Rata-rata jam kerja pegawai di Jepang adalah 2450 jam/tahun, sangat
tinggi dibandingkan dengan Amerika (1957 jam/tahun), Inggris (1911
jam/tahun), Jerman (1870 jam/tahun), dan Perancis (1680 jam/tahun).
Seorang pegawai di Jepang bisa menghasilkan sebuah mobil dalam 9
hari, sedangkan pegawai di negara lain memerlukan 47 hari untuk
membuat mobil yang bernilai sama. Seorang pekerja Jepang boleh
dikatakan bisa melakukan pekerjaan yang biasanya dikerjakan oleh 5-6
orang. Pulang cepat adalah sesuatu yang boleh dikatakan “agak
memalukan” di Jepang, dan menandakan bahwa pegawai tersebut
termasuk “yang tidak dibutuhkan” oleh perusahaan.
- Malu
Malu adalah
budaya leluhur dan turun temurun bangsa Jepang. Harakiri (bunuh diri
dengan menusukkan pisau ke perut) menjadi ritual sejak era samurai,
yaitu ketika mereka kalah dalam pertempuran. Masuk ke dunia modern,
wacananya sedikit berubah ke fenomena “mengundurkan diri” bagi
para pejabat (mentri, politikus, dsb) yang terlibat masalah korupsi
atau merasa gagal menjalankan tugasnya. Efek negatifnya mungkin
adalah anak-anak SD, SMP yang kadang bunuh diri, karena nilainya
jelek atau tidak naik kelas. Karena malu jugalah, orang Jepang lebih
senang memilih jalan memutar daripada mengganggu pengemudi di
belakangnya dengan memotong jalur di tengah jalan. Mereka malu
terhadap lingkungannya apabila mereka melanggar peraturan ataupun
norma yang sudah menjadi kesepakatan umum.
- Hidup Hemat
Orang Jepang
memiliki semangat hidup hemat dalam keseharian. Sikap anti
konsumerisme berlebihan ini nampak dalam berbagai bidang kehidupan.

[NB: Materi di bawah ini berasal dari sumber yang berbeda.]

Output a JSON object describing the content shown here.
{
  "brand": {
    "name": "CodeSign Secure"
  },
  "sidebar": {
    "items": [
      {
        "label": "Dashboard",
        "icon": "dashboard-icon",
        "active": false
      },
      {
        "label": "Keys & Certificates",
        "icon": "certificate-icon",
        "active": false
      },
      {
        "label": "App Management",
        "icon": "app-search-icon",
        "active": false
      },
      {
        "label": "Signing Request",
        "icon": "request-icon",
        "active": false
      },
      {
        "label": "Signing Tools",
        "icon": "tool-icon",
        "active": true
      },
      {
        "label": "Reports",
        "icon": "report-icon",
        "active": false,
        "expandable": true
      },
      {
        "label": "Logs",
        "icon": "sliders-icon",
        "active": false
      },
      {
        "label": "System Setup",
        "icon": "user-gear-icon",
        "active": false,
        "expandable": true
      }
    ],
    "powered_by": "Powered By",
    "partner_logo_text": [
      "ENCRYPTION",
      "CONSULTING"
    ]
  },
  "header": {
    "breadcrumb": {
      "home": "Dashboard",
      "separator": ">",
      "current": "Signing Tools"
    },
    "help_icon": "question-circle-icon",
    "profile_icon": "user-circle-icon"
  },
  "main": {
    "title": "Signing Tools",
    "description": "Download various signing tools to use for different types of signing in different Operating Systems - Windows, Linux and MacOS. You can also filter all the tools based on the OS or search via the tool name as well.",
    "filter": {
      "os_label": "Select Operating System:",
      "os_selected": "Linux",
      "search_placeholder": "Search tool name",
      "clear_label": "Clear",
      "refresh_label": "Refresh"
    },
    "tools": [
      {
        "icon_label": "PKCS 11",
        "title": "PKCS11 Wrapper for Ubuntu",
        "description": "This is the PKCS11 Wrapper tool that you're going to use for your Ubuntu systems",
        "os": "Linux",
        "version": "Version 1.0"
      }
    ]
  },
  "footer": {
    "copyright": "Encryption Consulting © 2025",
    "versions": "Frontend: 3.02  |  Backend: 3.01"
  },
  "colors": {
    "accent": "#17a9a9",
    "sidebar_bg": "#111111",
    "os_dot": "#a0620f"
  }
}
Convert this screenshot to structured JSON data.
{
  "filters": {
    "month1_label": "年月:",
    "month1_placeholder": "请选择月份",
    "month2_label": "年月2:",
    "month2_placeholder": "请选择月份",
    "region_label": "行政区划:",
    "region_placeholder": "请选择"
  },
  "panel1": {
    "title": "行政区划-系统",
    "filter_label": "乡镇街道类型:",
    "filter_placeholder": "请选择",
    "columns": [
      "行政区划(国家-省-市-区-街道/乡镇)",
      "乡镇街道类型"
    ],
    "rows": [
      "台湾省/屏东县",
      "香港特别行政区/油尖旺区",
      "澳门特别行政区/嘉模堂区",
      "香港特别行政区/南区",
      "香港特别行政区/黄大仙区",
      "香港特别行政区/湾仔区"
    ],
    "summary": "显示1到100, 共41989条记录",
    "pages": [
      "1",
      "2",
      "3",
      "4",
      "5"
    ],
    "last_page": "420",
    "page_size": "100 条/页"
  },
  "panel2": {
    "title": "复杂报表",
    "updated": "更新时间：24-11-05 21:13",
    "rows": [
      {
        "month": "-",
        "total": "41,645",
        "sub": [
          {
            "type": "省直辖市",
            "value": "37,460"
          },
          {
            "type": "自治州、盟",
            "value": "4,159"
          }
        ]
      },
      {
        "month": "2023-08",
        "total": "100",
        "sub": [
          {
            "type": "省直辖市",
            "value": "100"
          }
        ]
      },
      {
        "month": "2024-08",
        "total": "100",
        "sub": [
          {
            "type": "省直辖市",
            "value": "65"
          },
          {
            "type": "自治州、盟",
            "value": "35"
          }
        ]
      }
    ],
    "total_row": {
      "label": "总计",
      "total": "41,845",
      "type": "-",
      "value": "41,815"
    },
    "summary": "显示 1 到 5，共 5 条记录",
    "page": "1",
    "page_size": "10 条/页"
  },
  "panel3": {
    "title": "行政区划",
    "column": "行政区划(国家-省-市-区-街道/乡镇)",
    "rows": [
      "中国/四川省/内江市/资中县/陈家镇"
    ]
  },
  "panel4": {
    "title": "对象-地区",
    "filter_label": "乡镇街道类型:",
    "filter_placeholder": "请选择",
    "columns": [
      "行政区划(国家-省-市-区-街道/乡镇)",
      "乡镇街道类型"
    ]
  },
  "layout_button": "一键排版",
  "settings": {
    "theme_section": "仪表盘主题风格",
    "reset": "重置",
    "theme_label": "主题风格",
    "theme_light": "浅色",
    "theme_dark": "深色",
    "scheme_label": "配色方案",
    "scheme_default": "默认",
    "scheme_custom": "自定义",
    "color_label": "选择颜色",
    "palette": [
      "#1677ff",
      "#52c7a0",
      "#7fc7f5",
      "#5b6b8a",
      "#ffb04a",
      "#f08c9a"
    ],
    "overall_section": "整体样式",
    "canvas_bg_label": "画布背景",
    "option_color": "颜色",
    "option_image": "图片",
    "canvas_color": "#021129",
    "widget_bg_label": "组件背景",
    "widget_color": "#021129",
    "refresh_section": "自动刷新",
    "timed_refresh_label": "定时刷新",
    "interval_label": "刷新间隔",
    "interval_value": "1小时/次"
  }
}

Di masa awal mulai kehidupan di Jepang, saya sempat terheran-heran
dengan banyaknya orang Jepang ramai belanja di supermarket pada
sekitar jam 19:30. Selidik punya selidik, ternyata sudah menjadi hal
yang biasa bahwa supermarket di Jepang akan memotong harga sampai
separuhnya pada waktu sekitar setengah jam sebelum tutup. Seperti
diketahui bahwa Supermarket di Jepang rata-rata tutup pada pukul
20:00.
- Loyalitas
Loyalitas
membuat sistem karir di sebuah perusahaan berjalan dan tertata dengan
rapi. Sedikit berbeda dengan sistem di Amerika dan Eropa, sangat
jarang orang Jepang yang berpindah-pindah pekerjaan. Mereka biasanya
bertahan di satu atau dua perusahaan sampai pensiun. Ini mungkin
implikasi dari Industri di Jepang yang kebanyakan hanya mau menerima
fresh graduate, yang kemudian mereka latih dan didik sendiri sesuai
dengan bidang garapan (core business) perusahaan.
- Inovasi
Jepang bukan
bangsa penemu, tapi orang Jepang mempunyai kelebihan dalam meracik
temuan orang dan kemudian memasarkannya dalam bentuk yang diminati
oleh masyarakat. Menarik membaca kisah Akio Morita yang mengembangkan
Sony Walkman yang melegenda itu. Cassete Tape tidak ditemukan oleh
Sony, patennya dimiliki oleh perusahaan Phillip Electronics. Tapi
yang berhasil mengembangkan dan membundling model portable sebagai
sebuah produk yang booming selama puluhan tahun adalah Akio Morita,
founder dan CEO Sony pada masa itu. Sampai tahun 1995, tercatat lebih
dari 300 model walkman lahir dan jumlah total produksi mencapai 150
juta produk. Teknik perakitan kendaraan roda empat juga bukan
diciptakan orang Jepang, patennya dimiliki orang Amerika. Tapi
ternyata Jepang dengan inovasinya bisa mengembangkan industri
perakitan kendaraan yang lebih cepat dan murah.
- Pantang Menyerah
Sejarah
membuktikan bahwa Jepang termasuk bangsa yang tahan banting dan
pantang menyerah. Puluhan tahun dibawah kekaisaran Tokugawa yang
menutup semua akses ke luar negeri, Jepang sangat tertinggal dalam
teknologi. Ketika restorasi Meiji (meiji ishin) datang, bangsa Jepang
cepat beradaptasi dan menjadi fast-learner. Kemiskinan sumber daya
alam juga tidak membuat Jepang menyerah. Tidak hanya menjadi
pengimpor minyak bumi, batubara, biji besi dan kayu, bahkan 85%
sumber energi Jepang berasal dari negara lain termasuk Indonesia .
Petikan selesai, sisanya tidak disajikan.